Needless to say, each detection technology has its pros and cons. Sensor fusion, or the use of a combination of these technologies, then, makes perimeter detection more effective.
“To truly benefit from the gains of these technologies, organizations require intelligent, integrated solutions that can maximize the strengths of each individual technology. This is why sensor fusion is generating substantial, renewed interest,” Martin said. “Real sensor fusion leverages today’s impressive computing power for analyzing real-time data alongside historical, locational, environmental, and classification information before generating an alarm. For operators, this holds the key to finally defeating nuisance alarms while maintaining the highest levels of security.”
Video and other sensors as an example
Pairing intrusion detection sensors with video is an example. “Video as a sensor has limitations – it does not work in the dark and often lacks the detail in contrast or spatial context for high accuracy detection/classification. These limitations can be overcome by combining the video data with data from
complimentary sensors. For example, tripwire sensors such as fiber provide alerts for large, fenced perimeters, while radar and lidar add spatial information and work in poor environmental conditions,” said Srinath Kalluri, CEO of Oyla.
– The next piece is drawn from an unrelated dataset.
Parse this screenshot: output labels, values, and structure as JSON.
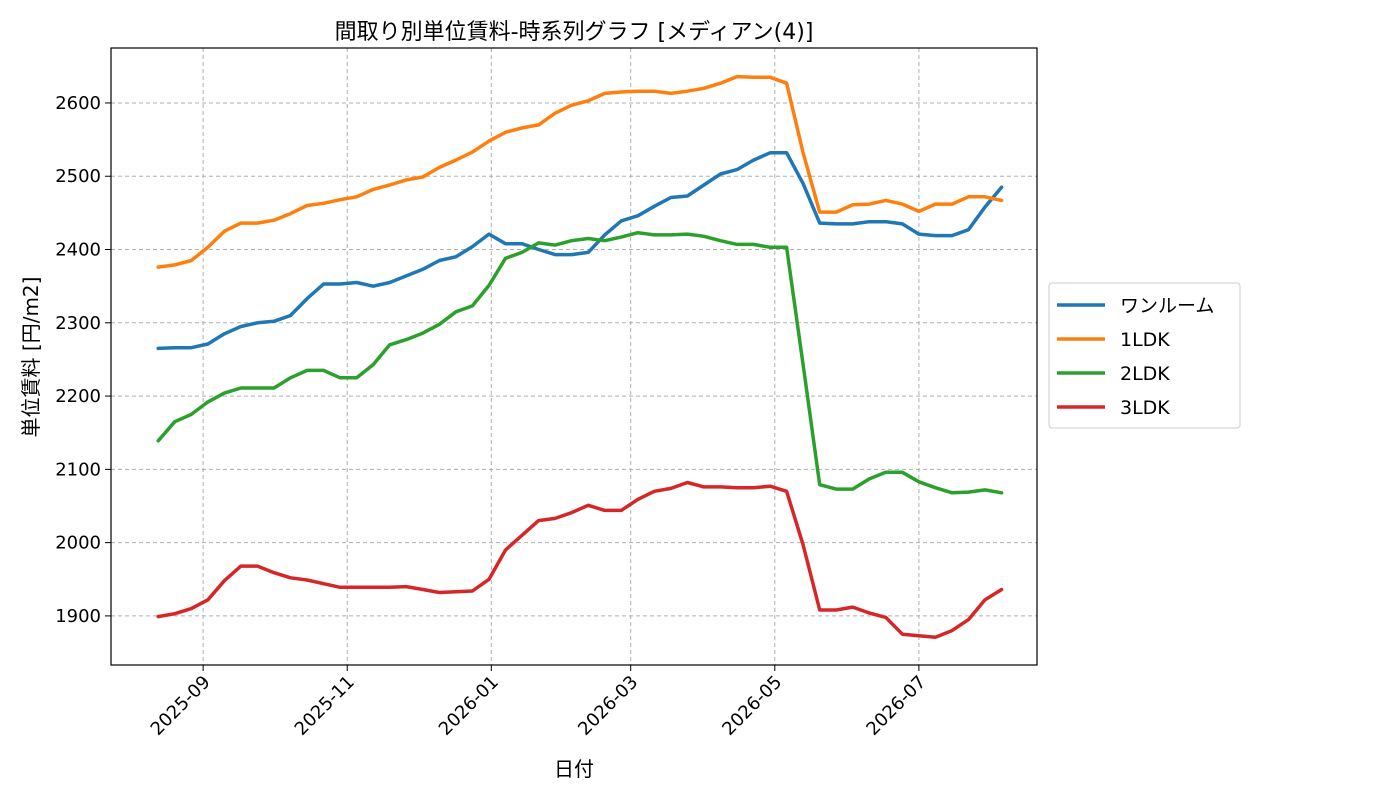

“Integration with sensor and IP camera/VMS is increasing. In Asian market, video solution is the first choice for the end-user to think about security solution. However, many customers will add sensing solution to trigger the video recording and notification in order to complement the weak point of
video-only solution,” Arimura said. “The most common solution they choose is active infrared beam sensors. Some high security-required places would choose laser scanning and fiber sensors. The interest to the new trend of visual verification by video and alarm combined solution like CHeKT can be seen in some alarm monitoring service companies.”